Semenjak itu banyak yang
menghampiri Sarmin, rata-rata adalah orang dari luar kampung untuk melihat
sendiri bagaimana Sarmin burung beraksi menjalani hobi. Ya, Sarmin burung
adalah nama baru untuknya. Wajah-wajah yang tak dikenal membuat Sarmin takut. Ia
sering berteriak tidak seramah biasanya kepada wajah-wajah baru itu. Sekali
waktu, Sarmin melempar seorang fansnya dengan seekor bangau yang baru selesai
dibuatnya, lalu berlari pergi sambil bermonolog setengah berteriak. Yang
dilempar malah girang, menjadikan burung Sarimin sebagai azimat yang pasti
mandraguna.
Seminggu setelah burung Sarmin
menjadi trending topic, Sarmin
hilang.
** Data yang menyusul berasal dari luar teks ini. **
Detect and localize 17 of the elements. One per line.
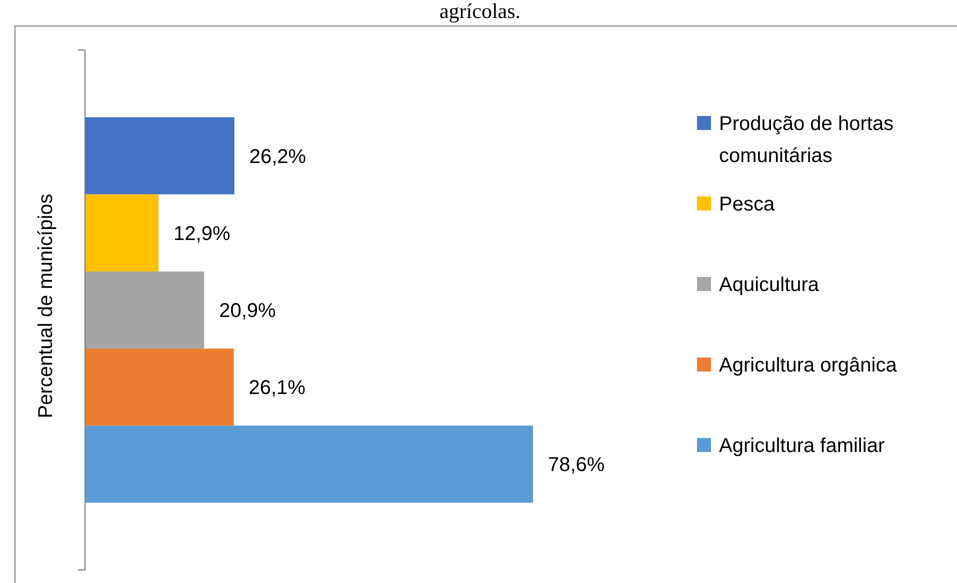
bar bbox=[85, 117, 234, 194]
data-label: 12,9% bbox=[174, 222, 230, 245]
y-axis-title: Percentual de municípios bbox=[35, 194, 57, 418]
bar bbox=[85, 348, 234, 426]
bar bbox=[85, 271, 204, 349]
legend-label: Pesca bbox=[719, 194, 776, 216]
data-label: 26,2% bbox=[249, 146, 306, 168]
data-label: 78,6% bbox=[548, 454, 605, 476]
bar bbox=[85, 194, 159, 272]
data-label: 20,9% bbox=[219, 300, 276, 322]
legend-label: Agricultura familiar bbox=[719, 435, 885, 457]
legend-label: Aquicultura bbox=[719, 274, 820, 296]
data-label: 26,1% bbox=[248, 377, 306, 400]
legend-label: Agricultura orgânica bbox=[719, 354, 898, 376]
chart-title: agrícolas. bbox=[439, 0, 521, 23]
bar bbox=[85, 426, 533, 503]
legend-label: Produção de hortas comunitárias bbox=[719, 113, 894, 167]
Ia tak lagi terlihat hilir mudik di jalanan kampung. Monolognya tak
lagi terdengar di depan warung-warung. Burungnya tak lagi terlihat menggantung,
juga bangaunya. Para warga perlahan merasa kehilangan. Ada yang kurang
dari jalannya hari di kampung daun tanpa kehadiran Sarimin. Seorang demi
seorang mulai mencari Sarimin, hingga rombongan pencari menjadi kian besar
dibawah pimpinan Pangkalan Komando Strategis Pertahanan Sipil, dengan
legalisasi dari Surat Perintah Sekarmadji Mardjan, sang kuwu kampung daun. Anehnya,
tak seorang pun fans Sarmin yang menjadi anggota search and rescue Sarmin burung.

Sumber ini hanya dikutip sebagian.